I know this is your first post. This EV information section is more of a reference than a Q&A or discussion place. I'll ask admin to relocate your post so members can reply. Either it should go here http://www.diyelectriccar.com/forums/showthread.php/using-forklift-motor-and-choosing-good-7598.html or a new thread in that motors forum.

Regards,

major

ps. Let's get it in the right place and I'll respond.


----------



## major (Apr 4, 2008)

fVonk said:


> It is supposedly from a Clark forklift and 48V. I Googled the name and serial number but no information was to be had. Couldn't find any threads either. The owner only let me take this one picture, he thought I was a nutcase when he found out what the purpose was.


Hi fVonk,

Thanks for posting in the forums. Sorry about the wrong place. Lots of first-timers do that. Thanks to the admin for moving it here.
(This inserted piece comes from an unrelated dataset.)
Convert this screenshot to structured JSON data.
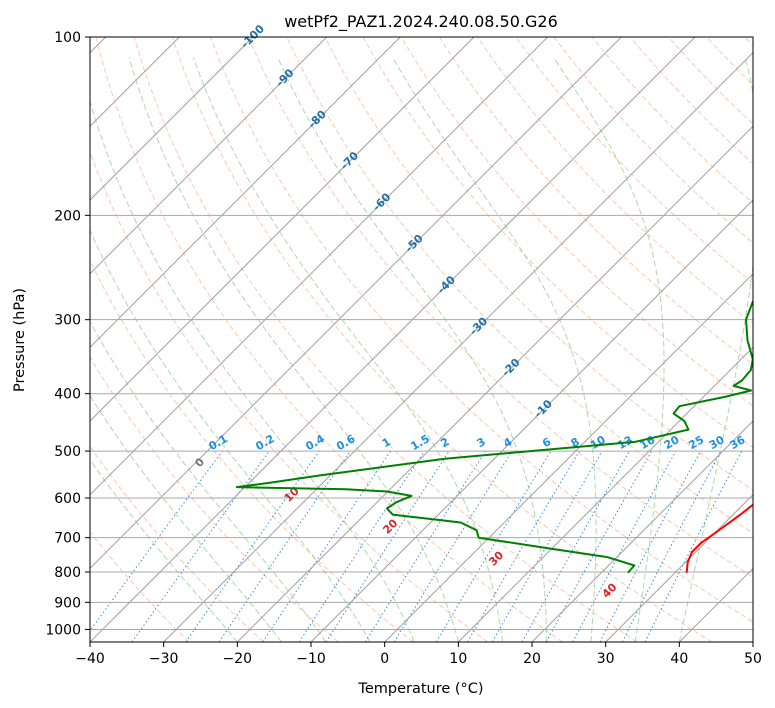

Members can reply and quote (like I did to your post) when working in the forum.

I doubt that motor is from a Clark forklift. It has a Schabmuller nameplate (a competitor of Clark). I am unsure who makes the motor. From the nameplate info: 24 Volt, 195 Amps, 2345 RPM, 3.7 kW for one hour duty, Class F insulation, type E (vented). Appears to be European. Indication is that it is a traction (propulsion) motor. From rating I'd guess 8 to 10 inch diameter.

If the seller won't give you more info or let you take additional photos, forgetaboutit. You need to check for suitable output shaft and 4 terminals.

You probably can run it at higher voltage, like 48V, and see about twice speed and twice power. Any higher voltage than that and you risk overspeed. So unless you intend to drag race, this is not a good choice for an EVcar. Maybe an electric tractor or the like.

Read some of the posts in the sticky in this motor forum. You'll see what others have found to use from old forklifts.

Welcome,

major


----------



## fVonk (Feb 8, 2016)

Thank you very much for the reply, I'll l go forth and search for another motor then. 

I have been wading through the suggested threads trying to absorb as much as possible. The wealth of information is simply astonishing. Currently on page 40 of 101, but we'll keep plugging away 

Regards 
fVonk


----------